Jean-Jacques Velasco of France, Nick Pope of the UK, and General Ricardo Bermúdez of Chile have all headed small government agencies within their own countries that worked full-time on investigating UFO cases. They, among others writing in the pages that follow, describe their innovative work on behalf of their governments, and the impact such close-up work with the UFO phenomenon has had on their lives. In countries around the world, witnesses and investigators such as these are very aware of the need for greater participation by the United States, and are now coming together to address that problem.

Whether they have set up specific offices for UFO investigation or not, many governments have accumulated massive amounts of UFO case documentation over the decades and the public has placed great emphasis on gaining the release of these official files.
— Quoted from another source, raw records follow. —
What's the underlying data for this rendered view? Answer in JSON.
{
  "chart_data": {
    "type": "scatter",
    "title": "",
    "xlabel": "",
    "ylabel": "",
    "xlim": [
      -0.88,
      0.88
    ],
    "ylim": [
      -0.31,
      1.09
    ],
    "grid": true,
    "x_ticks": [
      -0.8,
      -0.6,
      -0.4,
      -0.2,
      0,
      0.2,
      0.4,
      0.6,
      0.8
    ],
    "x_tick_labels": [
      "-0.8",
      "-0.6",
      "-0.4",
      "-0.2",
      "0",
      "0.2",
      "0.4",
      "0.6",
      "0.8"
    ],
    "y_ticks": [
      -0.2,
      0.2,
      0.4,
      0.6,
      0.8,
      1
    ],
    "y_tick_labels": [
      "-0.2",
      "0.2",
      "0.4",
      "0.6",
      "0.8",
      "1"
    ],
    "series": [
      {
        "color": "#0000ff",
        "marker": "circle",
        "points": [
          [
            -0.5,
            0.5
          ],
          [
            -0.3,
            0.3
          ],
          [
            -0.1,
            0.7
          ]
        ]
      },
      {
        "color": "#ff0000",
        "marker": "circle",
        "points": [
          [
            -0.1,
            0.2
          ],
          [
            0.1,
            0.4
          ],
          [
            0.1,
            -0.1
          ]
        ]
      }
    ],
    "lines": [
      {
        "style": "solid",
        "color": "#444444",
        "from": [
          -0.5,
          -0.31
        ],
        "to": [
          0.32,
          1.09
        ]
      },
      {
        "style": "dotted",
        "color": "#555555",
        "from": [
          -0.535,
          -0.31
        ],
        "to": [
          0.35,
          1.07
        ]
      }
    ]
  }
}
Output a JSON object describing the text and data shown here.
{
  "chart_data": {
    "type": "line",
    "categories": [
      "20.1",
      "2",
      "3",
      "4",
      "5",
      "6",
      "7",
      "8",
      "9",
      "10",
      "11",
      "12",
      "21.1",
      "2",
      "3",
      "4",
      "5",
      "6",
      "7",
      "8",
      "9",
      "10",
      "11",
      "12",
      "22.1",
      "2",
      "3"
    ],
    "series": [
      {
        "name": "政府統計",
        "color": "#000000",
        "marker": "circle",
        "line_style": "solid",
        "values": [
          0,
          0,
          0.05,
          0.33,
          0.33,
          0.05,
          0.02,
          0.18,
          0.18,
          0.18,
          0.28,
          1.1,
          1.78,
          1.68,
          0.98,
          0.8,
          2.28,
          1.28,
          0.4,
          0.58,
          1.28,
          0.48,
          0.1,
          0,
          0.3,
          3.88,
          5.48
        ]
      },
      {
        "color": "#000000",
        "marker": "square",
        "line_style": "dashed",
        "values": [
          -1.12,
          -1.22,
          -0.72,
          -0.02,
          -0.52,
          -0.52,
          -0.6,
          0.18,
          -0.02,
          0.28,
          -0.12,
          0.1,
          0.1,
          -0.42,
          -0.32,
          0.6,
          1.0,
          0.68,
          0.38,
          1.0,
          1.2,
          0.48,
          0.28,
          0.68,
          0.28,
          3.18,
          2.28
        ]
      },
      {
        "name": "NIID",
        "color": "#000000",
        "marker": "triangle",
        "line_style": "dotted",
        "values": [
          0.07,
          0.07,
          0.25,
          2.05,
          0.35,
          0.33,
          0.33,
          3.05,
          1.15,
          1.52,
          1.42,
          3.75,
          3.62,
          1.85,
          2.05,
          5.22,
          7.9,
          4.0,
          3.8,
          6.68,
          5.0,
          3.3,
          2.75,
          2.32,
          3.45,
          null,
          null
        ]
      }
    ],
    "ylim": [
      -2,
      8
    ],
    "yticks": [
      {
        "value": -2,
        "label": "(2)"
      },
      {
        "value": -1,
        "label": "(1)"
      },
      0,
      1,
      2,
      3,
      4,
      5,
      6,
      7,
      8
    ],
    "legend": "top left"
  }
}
In recent years, as if part of a trend toward greater transparency, unprecedented numbers of these documents have been declassified and made public for the first time. Since 2004, the governments of Brazil, Chile, France, Mexico, Russia, Uruguay, Peru, Ireland, Australia, Canada, and the United Kingdom have released once-secret files, and in 2009 even Denmark and Sweden joined the trend by releasing over 15,000 files each. However, none of these new records have changed our overall understanding of the phenomenon, beyond confirming that the same events occur around the world and that the behavior of the objects, and often of the governments responding to them, has been repeated over and over. Unfortunately, there has been little forward motion in terms of actually solving the mystery, and the acquisition of even more documents is not the answer.

In fact, government investigators have by and large been limited by the fact that all they’ve been able to do so far is learn as much as possible after a single event is
over
. Without greater resources, not much can be done except for the filing of reports, year after year. Letters from civilians about isolated, often questionable sightings are also added to the aggregate, making up a large proportion of the released pages. Although often fascinating, government documents no longer reveal anything new, and the thousands and thousands of pages have not led to a major breakthrough in understanding. The most sensitive files—the intelligence reports that are concerned with more serious national security implications and likely deeper investigations and analysis—will not be declassified and released. No long-awaited “smoking gun” document has surfaced.

I believe that a demand for the release of yet more files—even in the United States—is no longer a useful focus. It’s an interesting sidetrack, but it does not speak to the heart of the problem. Undue emphasis on seeking further release of documents could even prolong the international stalemate we now face, and give governments a way out through claims that they have done their part by declassifying files or will be doing so in the near future.